Bırakmasından daha çok bırakmaya karar vermesi zor sigarayla yıllardır mücadele ediliyor. Kapalı alanlarda içilmesi yasaklanıyor, sigarayı teşvik edici kampanyalarla koruyucu tedbirler getiriliyor. Bu mücadelenin geçmişi eskiye dayanıyor. Milliyet arşivinden aldığımız, bizi bundan tam 31 yıl önceye götüren fotoğrafın hikayesi oldukça ilginç: Uşak’a bağlı Bölme köyü halkı, ihtiyar heyetinin aldığı kararla hem devlet ricalinin çağrısına uymak hem de sağlığını korumak amacıyla toplu olarak sigarayı bırakmış ve köye sigara içenlerin girmesini, misafir edilmesini yasaklarken, “Parayı el alır, dumanı yel alır, derdi sana kalır” sloganı da köyün parolası olmuş.
Balıkçıl bekçiler
Eğer İstanbul’da yaşıyorsanız martı görmeden bir gün bile geçirmezsiniz. Başlıca besin kaynakları olan denizden uzaklaşmayan beyaz avcıların çığlıkları İstanbul semalarından eksik olmaz. Karaköy iskelesindeki balıkçı teknesinin üzerine tüneyen iki martı, belli ki etrafta uygun av araştırıyor. Ancak dalgalanan Türk bayrağının hemen önündeki bu duruşları onların ay yıldızlı bayrak için nöbet tuttuğu izlenimini veriyor.
Kula’nın eskiye açılan sokakları
Mavinin, pembenin, sarının binbir tonu Kula’nın dar sokaklarındaki eskimiş cumbalı evlerin duvarlarında hayat buluyor.

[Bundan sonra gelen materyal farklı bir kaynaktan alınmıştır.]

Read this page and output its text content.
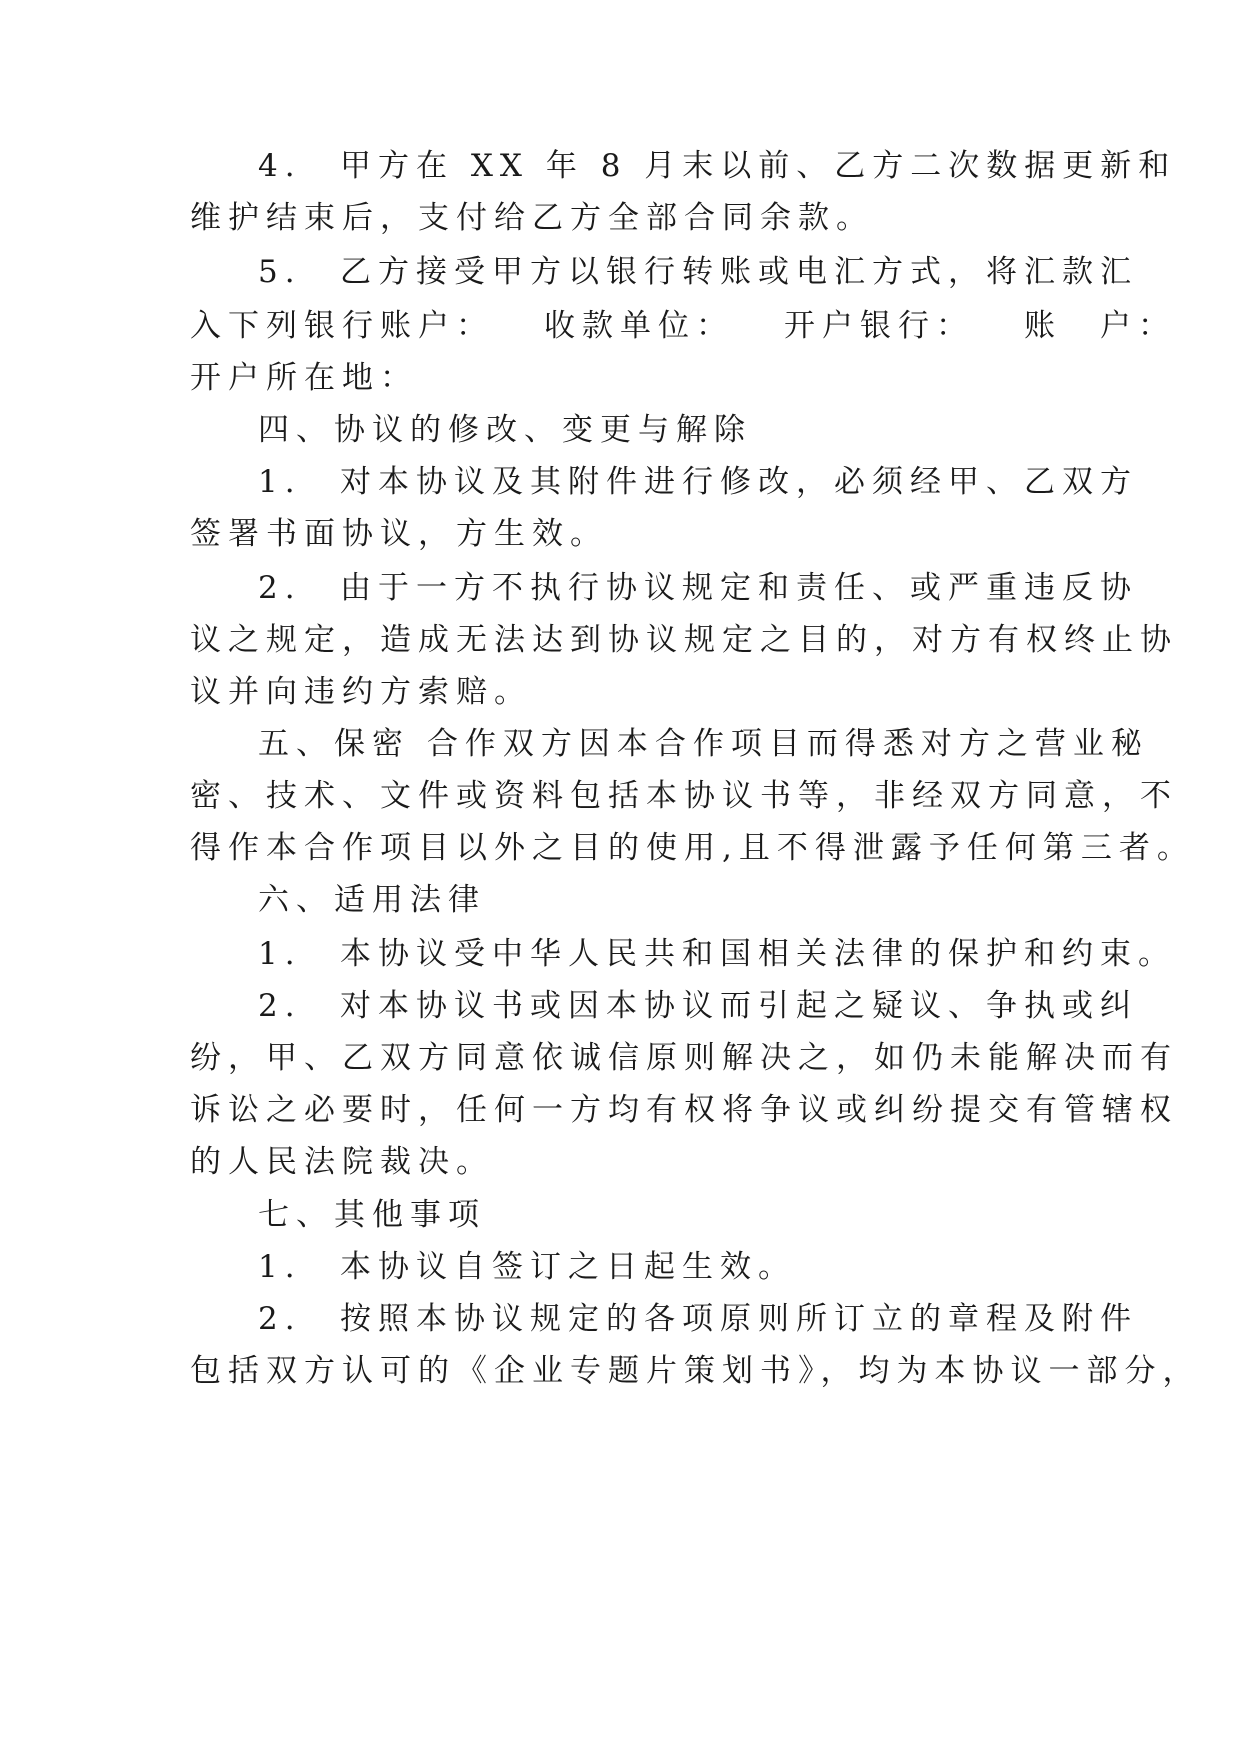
4. 甲方在 XX 年 8 月末以前、乙方二次数据更新和
维护结束后，支付给乙方全部合同余款。
5. 乙方接受甲方以银行转账或电汇方式，将汇款汇
入下列银行账户： 收款单位： 开户银行： 账　户：
开户所在地：
四、协议的修改、变更与解除
1. 对本协议及其附件进行修改，必须经甲、乙双方
签署书面协议，方生效。
2. 由于一方不执行协议规定和责任、或严重违反协
议之规定，造成无法达到协议规定之目的，对方有权终止协
议并向违约方索赔。
五、保密 合作双方因本合作项目而得悉对方之营业秘
密、技术、文件或资料包括本协议书等，非经双方同意，不
得作本合作项目以外之目的使用,且不得泄露予任何第三者。
六、适用法律
1. 本协议受中华人民共和国相关法律的保护和约束。
2. 对本协议书或因本协议而引起之疑议、争执或纠
纷，甲、乙双方同意依诚信原则解决之，如仍未能解决而有
诉讼之必要时，任何一方均有权将争议或纠纷提交有管辖权
的人民法院裁决。
七、其他事项
1. 本协议自签订之日起生效。
2. 按照本协议规定的各项原则所订立的章程及附件
包括双方认可的《企业专题片策划书》，均为本协议一部分，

Bu sokaklar, bazen kendinizi bir labirentin içinde hissettiriyor bazen de zaman tünelinde geçmişe doğru yolculuk ettiğinizi düşündürüyor. Manisa’nın Kula ilçesindeki tek katlı evlerin çevrelediği dar sokaklarda yürümek insana huzur veriyor.